Static Task Allocation: In some systems, agents are assigned a fixed set of tasks that they perform. For example, in the Data Director Hong et al. (2024) framework, agents follow a static task allocation, where the tasks are predefined and agents work through structured stepwise execution.
Dynamic Task Allocation: Tasks are allocated based on the real-time needs and feedback from the system or environment. An example of dynamic task allocation can be seen in the EvoMAC Hu et al. (2024b) framework, where agents adjust dynamically based on environmental feedback, creating or dismissing agents as needed to refine or expand their tasks.
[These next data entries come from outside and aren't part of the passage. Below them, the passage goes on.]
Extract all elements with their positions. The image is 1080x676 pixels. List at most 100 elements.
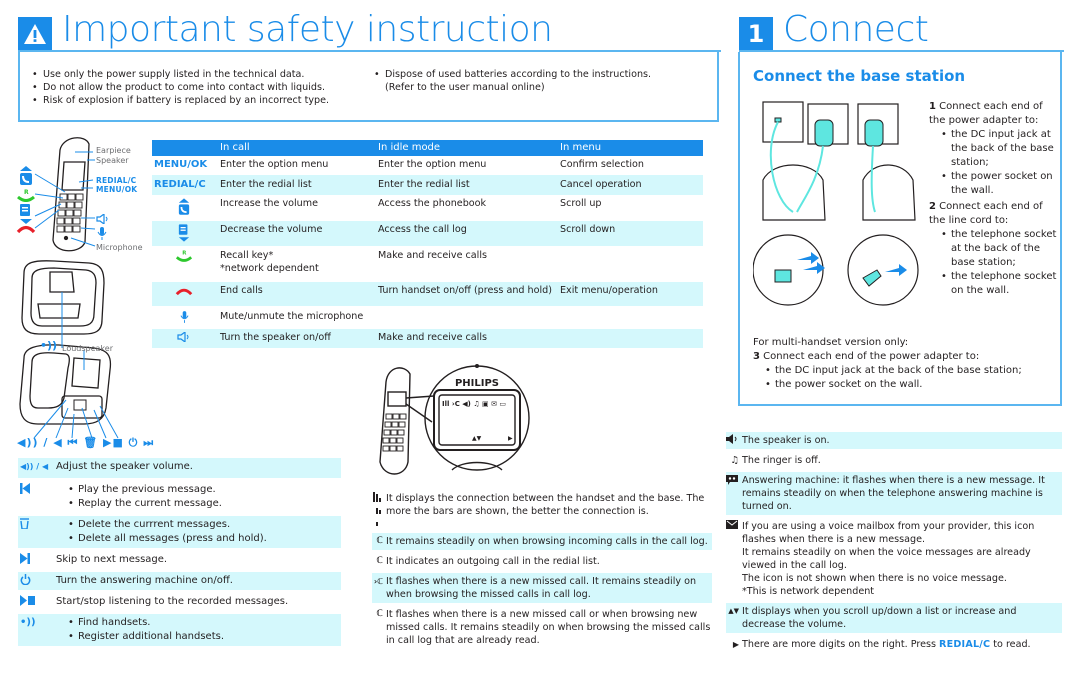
list-item: Answering machine: it flashes when there…	[726, 472, 1062, 515]
list-item: If you are using a voice mailbox from yo…	[726, 518, 1062, 600]
earpiece-label: Earpiece	[96, 146, 131, 155]
list-item: ◀)) / ◀ Adjust the speaker volume.	[18, 458, 341, 478]
step-bullet: the DC input jack at the back of the bas…	[765, 364, 1053, 378]
display-icons-middle: It displays the connection between the h…	[372, 490, 712, 652]
end-call-icon	[16, 225, 36, 234]
safety-bullets-right: Dispose of used batteries according to t…	[374, 68, 674, 94]
in-call-cell: End calls	[220, 285, 263, 296]
table-row: End calls Turn handset on/off (press and…	[152, 282, 703, 306]
in-call-cell: Enter the redial list	[220, 179, 312, 190]
talk-recall-icon: R	[17, 189, 35, 202]
step-bullet: the power socket on the wall.	[941, 170, 1057, 198]
missed-call-icon: ›ℂ	[373, 577, 383, 586]
menu-cell: Confirm selection	[560, 159, 644, 170]
list-item-text: Delete all messages (press and hold).	[68, 532, 341, 546]
list-item-text: Delete the currrent messages.	[68, 518, 341, 532]
scroll-updown-icon: ▲▼	[728, 607, 739, 615]
in-call-cell: Turn the speaker on/off	[220, 332, 331, 343]
list-item-text: Turn the answering machine on/off.	[56, 575, 233, 586]
table-row: Mute/unmute the microphone	[152, 308, 703, 327]
menu-cell: Scroll down	[560, 224, 616, 235]
display-icons-right: The speaker is on. ♫ The ringer is off. …	[726, 432, 1062, 656]
header-cell: In idle mode	[378, 142, 441, 153]
idle-cell: Enter the option menu	[378, 159, 487, 170]
display-illustration: PHILIPS Ill ›C ◀) ♫ ▣ ✉ ▭ ▲▼ ▶	[379, 364, 530, 475]
redial-label: REDIAL/C	[96, 176, 137, 185]
base-keys-legend: ◀)) / ◀ ⏮ 🗑 ▶■ ⏻ ⏭	[17, 436, 155, 449]
call-icon: ℂ	[376, 609, 383, 619]
svg-text:▲▼: ▲▼	[472, 435, 482, 442]
list-item: ▲▼ It displays when you scroll up/down a…	[726, 603, 1062, 633]
list-item-text: Adjust the speaker volume.	[56, 461, 193, 472]
list-item-text: Play the previous message.	[68, 483, 341, 497]
list-item: The speaker is on.	[726, 432, 1062, 449]
base-station-illustration	[19, 260, 119, 439]
safety-bullet: Risk of explosion if battery is replaced…	[32, 94, 362, 107]
outgoing-call-icon: ℂ	[376, 556, 383, 566]
idle-cell: Turn handset on/off (press and hold)	[378, 285, 553, 296]
multi-handset-section: For multi-handset version only: 3 Connec…	[753, 336, 1053, 392]
calllog-down-icon	[20, 204, 32, 224]
play-stop-icon	[18, 595, 56, 609]
list-item: ℂ It remains steadily on when browsing i…	[372, 533, 712, 550]
idle-cell: Access the call log	[378, 224, 467, 235]
menu-cell: Scroll up	[560, 198, 602, 209]
step-bullet: the telephone socket on the wall.	[941, 270, 1057, 298]
idle-cell: Make and receive calls	[378, 250, 488, 261]
table-row: Turn the speaker on/off Make and receive…	[152, 329, 703, 348]
list-item-text: If you are using a voice mailbox from yo…	[742, 521, 1035, 597]
list-item: Delete the currrent messages. Delete all…	[18, 516, 341, 548]
idle-cell: Make and receive calls	[378, 332, 488, 343]
warning-icon	[24, 23, 46, 44]
find-handset-symbol: •))	[40, 339, 58, 352]
step-2: 2 Connect each end of the line cord to: …	[929, 200, 1057, 298]
list-item-text: It flashes when there is a new missed ca…	[386, 576, 697, 600]
safety-bullet: Do not allow the product to come into co…	[32, 81, 362, 94]
table-row: MENU/OK Enter the option menu Enter the …	[152, 156, 703, 173]
menu-cell: Exit menu/operation	[560, 285, 658, 296]
safety-bullet: Dispose of used batteries according to t…	[374, 68, 674, 94]
table-row: REDIAL/C Enter the redial list Enter the…	[152, 175, 703, 195]
connect-number-box: 1	[739, 17, 773, 50]
speaker-label: Speaker	[96, 156, 129, 165]
list-item-text: Replay the current message.	[68, 497, 341, 511]
list-item: It displays the connection between the h…	[372, 490, 712, 530]
idle-cell: Access the phonebook	[378, 198, 487, 209]
table-row: Decrease the volume Access the call log …	[152, 221, 703, 246]
volume-icon: ◀)) / ◀	[20, 462, 49, 471]
list-item: •)) Find handsets. Register additional h…	[18, 614, 341, 646]
in-call-cell: Decrease the volume	[220, 224, 323, 235]
in-call-note: *network dependent	[220, 263, 319, 274]
multi-handset-note: For multi-handset version only:	[753, 337, 909, 348]
list-item-text: It remains steadily on when browsing inc…	[386, 536, 708, 547]
voicemail-icon	[726, 520, 742, 598]
answering-machine-icon	[726, 474, 742, 513]
answering-machine-list: ◀)) / ◀ Adjust the speaker volume. Play …	[18, 458, 341, 649]
calllog-down-icon	[178, 224, 190, 242]
list-item: ♫ The ringer is off.	[726, 452, 1062, 469]
step-text: Connect each end of the power adapter to…	[929, 101, 1043, 126]
speaker-key-icon	[96, 214, 108, 224]
step-bullet: the telephone socket at the back of the …	[941, 228, 1057, 270]
speaker-on-icon	[726, 434, 742, 447]
previous-icon	[18, 483, 56, 511]
header-cell	[152, 140, 216, 156]
list-item-text: Find handsets.	[68, 616, 341, 630]
power-icon	[18, 574, 56, 588]
key-name: MENU/OK	[154, 159, 208, 170]
list-item: Start/stop listening to the recorded mes…	[18, 593, 341, 611]
step-number: 2	[929, 201, 936, 212]
microphone-mute-icon	[180, 311, 188, 323]
redial-key-ref: REDIAL/C	[939, 639, 991, 650]
table-row: Increase the volume Access the phonebook…	[152, 195, 703, 219]
step-bullet: the power socket on the wall.	[765, 378, 1053, 392]
signal-icon	[372, 492, 386, 528]
menu-cell: Cancel operation	[560, 179, 642, 190]
microphone-key-icon	[97, 227, 107, 240]
loudspeaker-label: Loudspeaker	[62, 344, 113, 353]
step-text: Connect each end of the power adapter to…	[763, 351, 980, 362]
end-call-icon	[175, 288, 193, 296]
svg-text:▶: ▶	[508, 435, 513, 442]
connect-box: Connect the base station 1 Connect each …	[738, 52, 1062, 406]
connect-number: 1	[747, 19, 765, 48]
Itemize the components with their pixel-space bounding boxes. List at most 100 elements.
Agent Role Task Granularity. The granularity of tasks assigned to agents influences both the precision and complexity of their execution:

Coarse Granularity: Some agents are given broader, less detailed tasks. For example, in AutoML-GPT Trirat et al. (2024), the central controller agent coordinates the entire machine learning pipeline, handling coarse-grained tasks such as managing the overall workflow rather than focusing on the details of each individual task.
Fine Granularity: In other cases, tasks are broken down into smaller units for more specific execution. For example, in MapCoder Islam et al. (2024a), multiple agents collaborate, each handling a fine-grained task such as code generation, debugging, or retrieval. This detailed task assignment ensures high accuracy but requires more computation overhead.